City started with the team that finished the previous match against Shrewsbury with Shaun Miller preferred to Femi Ilesanmi and on-loan Tottenham striker Shaq Coulthirst filling in again at left-wing back.

On the latter’s suitability to that role, Wilcox said: “It’s been a difficult spot to fill since we lost Josh Carson. The obvious decision is to put Femi in but we’ve tried to be braver.

“There were no complaints when it worked against Morecambe and we won 2-1 but there will be complaints now because we’ve lost. It didn’t quite work although Shaq still showed glimpses of his quality.”

Carson, meanwhile, has been ruled out of Saturday’s trip to Portsmouth with hospital scans suggesting that he has not recovered from the severe concussion he suffered last month during a late-night incident on Merseyside.

“The results weren’t great and Josh won’t be involved in our last game,” Wilcox revealed. “We will now be reassessing him to make sure he’s OK to be fit and able to play football in pre-season.

“He says he feels fine but the specialist made the decision.

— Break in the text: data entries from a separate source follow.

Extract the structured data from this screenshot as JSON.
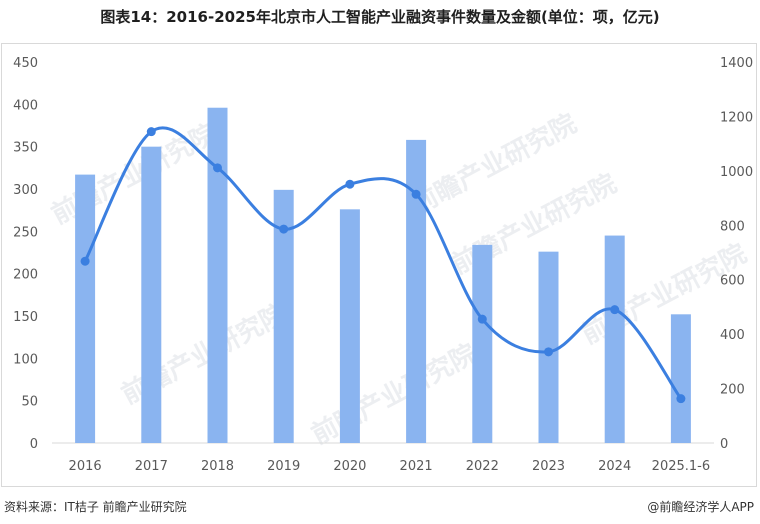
{
  "title": "图表14：2016-2025年北京市人工智能产业融资事件数量及金额(单位：项，亿元)",
  "source": "资料来源：IT桔子 前瞻产业研究院",
  "brand": "@前瞻经济学人APP",
  "watermarks": [
    "前瞻产业研究院",
    "前瞻产业研究院",
    "前瞻产业研究院",
    "前瞻产业研究院",
    "前瞻产业研究院",
    "前瞻产业研究院"
  ],
  "colors": {
    "bar": "#8ab4f0",
    "line": "#3b7fe0"
  },
  "chart_data": {
    "type": "bar+line",
    "categories": [
      "2016",
      "2017",
      "2018",
      "2019",
      "2020",
      "2021",
      "2022",
      "2023",
      "2024",
      "2025.1-6"
    ],
    "series": [
      {
        "type": "bar",
        "axis": "left",
        "values": [
          317,
          350,
          396,
          299,
          276,
          358,
          234,
          226,
          245,
          152
        ]
      },
      {
        "type": "line",
        "axis": "right",
        "smooth": true,
        "values": [
          668,
          1144,
          1011,
          786,
          951,
          914,
          455,
          335,
          490,
          163
        ]
      }
    ],
    "left_axis": {
      "min": 0,
      "max": 450,
      "ticks": [
        "0",
        "50",
        "100",
        "150",
        "200",
        "250",
        "300",
        "350",
        "400",
        "450"
      ]
    },
    "right_axis": {
      "min": 0,
      "max": 1400,
      "ticks": [
        "0",
        "200",
        "400",
        "600",
        "800",
        "1000",
        "1200",
        "1400"
      ]
    },
    "grid": false,
    "legend": "none"
  }
}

It was taken out of our hands, which is fine.”

Skipper Russell Penn was replaced late on against Newport but his injury was dismissed as “just a whack” by Wilcox, who is now looking forward to his side’s final fixture of the campaign at Portsmouth.

“Fratton Park is a great place to go when you don’t need any points,” he pointed out “There will be 16 or 17,000 there and you should relish occasions like that.”